The other two are good compositionally. But the expressions aren't as strong as the option I've gone for below. The vibe of the version on the far right is too cutesy to suit the tone of the book. The middle has more promise, but the vibe is still too young. The protagonist-narrator of the book isn't quite the naive whimsical voice that I think these options imply. He's a smart pre-teen. I also think the aspect of looking upwards pushes the whole vibe too far towards something misleadingly alien-oriented.
It's subtle and it's not that these options wouldn't work but it's worth explaining the reasons I picked the photo I ultimately did as working better.

Now this is what I was looking for: there's so much feeling visible but it's impossible to quite say what feeling. It could equally be harmless surprise or nervous trepidation. There's something both comic and edgy in the expression when reduced to just the eyes - and that matches the comic/edgy device of using such a hard crop.
The expression is still childlike but older, more wary or wry and less passively accepting. That suits the protagonists voice better.
To come back to the wider design choices, as I say I choose this low, small framing because it makes the boy overpowered and overwhelmed by the cover. He is a small point of doubt against the big, blousy confidence of the typography.
Typography
I knew I wanted to use a cursive approach to the title treatment to pair with this image.
The use of a photo for imagery potentially puts the book in ambiguous genre territory - it could look easily look like a memoir or pop-sociology book. Now, I don't think that territory is entirely inappropriate as an association since the author is also a well-known humorist by profession. If at a glance some browsers think the book is a funny memoir or other non-fic book by a comedian, that's OK, they're still the right audience. But you do want to make sure you're not fully falling into signalling a different genre of book.
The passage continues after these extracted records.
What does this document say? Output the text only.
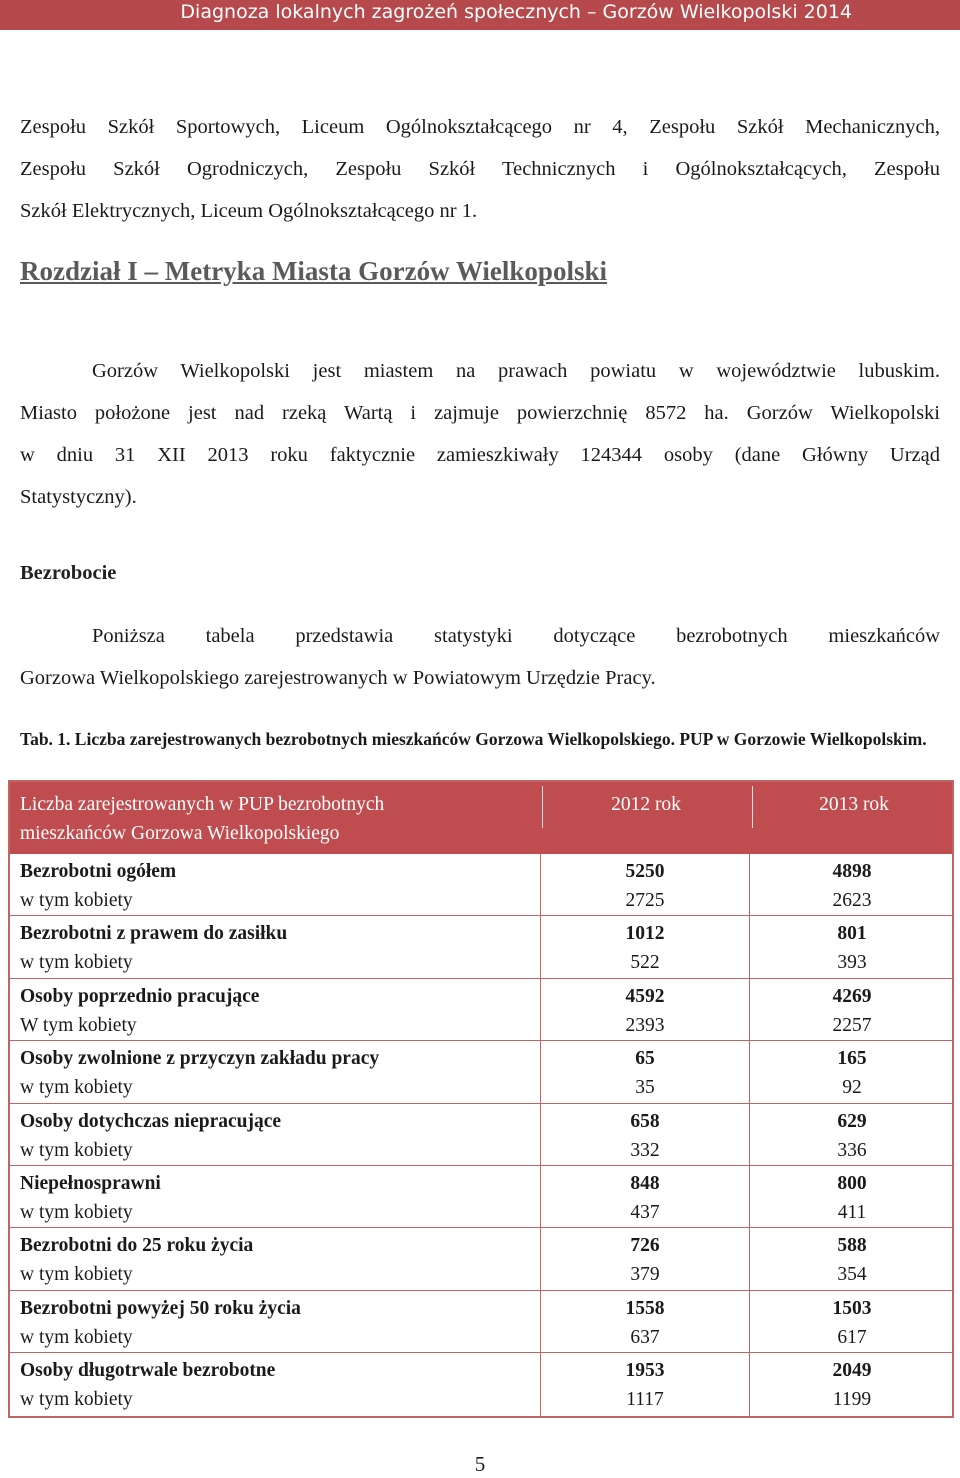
Diagnoza lokalnych zagrożeń społecznych – Gorzów Wielkopolski 2014
Zespołu Szkół Sportowych, Liceum Ogólnokształcącego nr 4, Zespołu Szkół Mechanicznych,
Zespołu Szkół Ogrodniczych, Zespołu Szkół Technicznych i Ogólnokształcących, Zespołu
Szkół Elektrycznych, Liceum Ogólnokształcącego nr 1.
Rozdział I – Metryka Miasta Gorzów Wielkopolski
Gorzów Wielkopolski jest miastem na prawach powiatu w województwie lubuskim.
Miasto położone jest nad rzeką Wartą i zajmuje powierzchnię 8572 ha. Gorzów Wielkopolski
w dniu 31 XII 2013 roku faktycznie zamieszkiwały 124344 osoby (dane Główny Urząd
Statystyczny).
Bezrobocie
Poniższa tabela przedstawia statystyki dotyczące bezrobotnych mieszkańców
Gorzowa Wielkopolskiego zarejestrowanych w Powiatowym Urzędzie Pracy.
Tab. 1. Liczba zarejestrowanych bezrobotnych mieszkańców Gorzowa Wielkopolskiego. PUP w Gorzowie Wielkopolskim.
Liczba zarejestrowanych w PUP bezrobotnych
mieszkańców Gorzowa Wielkopolskiego
2012 rok	2013 rok
Bezrobotni ogółem
w tym kobiety
5250
2725
4898
2623
Bezrobotni z prawem do zasiłku
w tym kobiety
1012
522
801
393
Osoby poprzednio pracujące
W tym kobiety
4592
2393
4269
2257
Osoby zwolnione z przyczyn zakładu pracy
w tym kobiety
65
35
165
92
Osoby dotychczas niepracujące
w tym kobiety
658
332
629
336
Niepełnosprawni
w tym kobiety
848
437
800
411
Bezrobotni do 25 roku życia
w tym kobiety
726
379
588
354
Bezrobotni powyżej 50 roku życia
w tym kobiety
1558
637
1503
617
Osoby długotrwale bezrobotne
w tym kobiety
1953
1117
2049
1199
5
A cursive/handcrafted look to the typography helps signal the 'novel' vibes. In fact, I've felt it's worth going all-out on that front, having all the text match the same cursive styling.
I wanted the typography to fill the cover and dwarf the boy with its frame.
So that's one reason for including some pull-quotes on the front cover.
A more important one is just that if you have great pull-quotes, they could go not he front cover!
They're obviously really persuasive to potential readers about the quality of a book. But they're also very useful for simply providing information on genre or content to your reader.
If this author didn't have such effusive and useful pull-quotes available, I'd have been tempted to include the words 'A Novel' or even 'A Satire' on the cover following the title. But so much better to include pull-quotes that include words like 'satire/satirist' and kill two birds with one stone.
I've tried two versions of palette. The one on the right leans a little harder into the 50s reference point. I think either version is successful, but I personally prefer the left-hand version a little. It think it has a distinctive and telling vibe without collapsing into any single reference point. It holds ore of that useful tension in it.